7 juin 2015

Splendeurs et ombres de la «rose de feu»

Michel Maxime Egger, le 07.06.2015

L’ambivalence du modernisme au carrefour du 19e et du 20e siècle n’est pas sans rappeler celle de la mondialisation. Pour preuve, l’exemple de Barcelone, où l’explosion de formes créatives novatrices conduit à une éruption de violence sociale.

Une récente excursion à Ferrara, la ville d’Antonioni, a conduit mes pas au Palazzo dei Diamanti. Il s’y tient jusqu’au 19 juillet 2015 une petite mais passionnante exposition sur le modernisme. Ce courant a, par son explosion créative dans tous les domaines, marqué l’époque charnière entre la fin du 19e et le début du 20e siècle. Le musée a décidé d’explorer ce renouveau à travers l’exemple de la Catalogne. La période s’échelonne entre l’exposition universelle de Barcelone en 1888 et l’insurrection sociale de l’été 1909 qui sera réprimée dans le sang par l’armée.

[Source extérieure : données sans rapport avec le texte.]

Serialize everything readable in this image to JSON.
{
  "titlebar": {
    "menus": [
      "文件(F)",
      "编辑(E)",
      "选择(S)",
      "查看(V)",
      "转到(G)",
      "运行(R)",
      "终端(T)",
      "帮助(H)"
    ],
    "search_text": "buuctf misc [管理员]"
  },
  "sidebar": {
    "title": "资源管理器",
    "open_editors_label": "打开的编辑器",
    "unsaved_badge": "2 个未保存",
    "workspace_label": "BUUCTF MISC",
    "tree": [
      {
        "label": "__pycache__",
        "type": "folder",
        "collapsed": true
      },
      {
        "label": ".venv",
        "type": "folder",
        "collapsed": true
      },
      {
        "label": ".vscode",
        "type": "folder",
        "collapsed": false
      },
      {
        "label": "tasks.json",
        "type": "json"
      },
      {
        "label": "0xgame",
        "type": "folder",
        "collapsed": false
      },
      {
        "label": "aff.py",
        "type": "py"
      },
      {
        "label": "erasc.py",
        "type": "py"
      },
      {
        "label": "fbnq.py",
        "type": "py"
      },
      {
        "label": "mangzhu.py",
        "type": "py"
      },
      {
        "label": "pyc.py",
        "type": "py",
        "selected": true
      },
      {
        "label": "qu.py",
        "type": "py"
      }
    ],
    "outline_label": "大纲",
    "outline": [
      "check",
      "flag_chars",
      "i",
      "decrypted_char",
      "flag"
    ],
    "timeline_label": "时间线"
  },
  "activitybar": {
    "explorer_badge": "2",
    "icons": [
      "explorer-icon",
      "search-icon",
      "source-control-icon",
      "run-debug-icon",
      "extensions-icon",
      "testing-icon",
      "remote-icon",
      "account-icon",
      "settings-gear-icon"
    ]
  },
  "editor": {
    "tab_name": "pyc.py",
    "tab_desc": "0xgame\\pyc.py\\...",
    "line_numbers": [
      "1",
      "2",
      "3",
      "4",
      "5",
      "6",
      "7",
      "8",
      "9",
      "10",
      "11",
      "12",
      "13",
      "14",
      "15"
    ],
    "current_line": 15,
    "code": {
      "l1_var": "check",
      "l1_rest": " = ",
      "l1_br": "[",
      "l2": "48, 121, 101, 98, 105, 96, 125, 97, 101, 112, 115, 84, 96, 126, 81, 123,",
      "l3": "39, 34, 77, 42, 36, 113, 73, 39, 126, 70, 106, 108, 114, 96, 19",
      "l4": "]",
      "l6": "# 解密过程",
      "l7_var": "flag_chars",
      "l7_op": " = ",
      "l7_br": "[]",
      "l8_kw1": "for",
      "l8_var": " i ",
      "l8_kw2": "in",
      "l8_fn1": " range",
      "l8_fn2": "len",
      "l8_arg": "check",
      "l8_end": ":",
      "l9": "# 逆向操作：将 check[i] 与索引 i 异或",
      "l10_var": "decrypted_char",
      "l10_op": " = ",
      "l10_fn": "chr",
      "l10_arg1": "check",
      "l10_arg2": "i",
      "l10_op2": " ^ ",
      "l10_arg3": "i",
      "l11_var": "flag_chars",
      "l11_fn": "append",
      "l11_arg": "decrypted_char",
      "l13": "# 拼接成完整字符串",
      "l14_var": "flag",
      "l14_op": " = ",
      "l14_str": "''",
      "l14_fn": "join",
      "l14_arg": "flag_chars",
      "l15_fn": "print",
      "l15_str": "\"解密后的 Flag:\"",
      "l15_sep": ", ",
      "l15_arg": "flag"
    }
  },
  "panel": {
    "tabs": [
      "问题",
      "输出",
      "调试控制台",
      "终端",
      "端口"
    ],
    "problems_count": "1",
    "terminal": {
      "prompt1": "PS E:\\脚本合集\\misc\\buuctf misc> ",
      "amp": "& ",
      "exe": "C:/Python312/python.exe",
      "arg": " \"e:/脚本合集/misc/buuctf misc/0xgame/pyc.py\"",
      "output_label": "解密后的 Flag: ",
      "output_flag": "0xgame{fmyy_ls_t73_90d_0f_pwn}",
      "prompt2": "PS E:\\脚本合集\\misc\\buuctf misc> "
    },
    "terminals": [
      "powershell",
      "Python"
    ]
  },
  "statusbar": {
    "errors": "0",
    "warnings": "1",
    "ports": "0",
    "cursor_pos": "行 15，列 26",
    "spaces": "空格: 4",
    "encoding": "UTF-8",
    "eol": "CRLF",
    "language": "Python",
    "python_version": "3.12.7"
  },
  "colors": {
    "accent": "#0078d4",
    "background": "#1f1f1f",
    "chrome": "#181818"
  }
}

C’est à cette exposition que la métropole est baptisée la « rose de feu » par un militant anarchiste.

Rien de plus ambivalent que le modernisme. Cette ambiguïté est patente dans une affiche de Picasso pour le carnaval : l’énergie joyeuse de son Pierrot est mâtinée d’une angoisse qui sourd de son masque spectral.

Fruit de la révolution industrielle et de l’urbanisation, le modernisme est d’abord une forme de foi dans le progrès, dans le génie créateur, qui conduit à inventer des formes nouvelles comme les architectures un peu folles de Gaudi, à l’instar de l’église orientalo-gothique de Colònia Güell. La bourgeoisie bohême fleurit, s’enivre de bals, de café, de cigares et d’alcools vantés par des affiches publicitaires de style art nouveau.

La dignité des pauvres

Cette effervescence et le rêve utopique qui l’anime ont aussi leur face d’ombre que les artistes dévoilent. La fin de siècle est aussi marquée, au plan privé, par la décadence, une forme de mélancolie et de mal-être qui s’expriment dans ces figures de femmes solitaires avachies par la drogue ou épuisées par une nuit de danse.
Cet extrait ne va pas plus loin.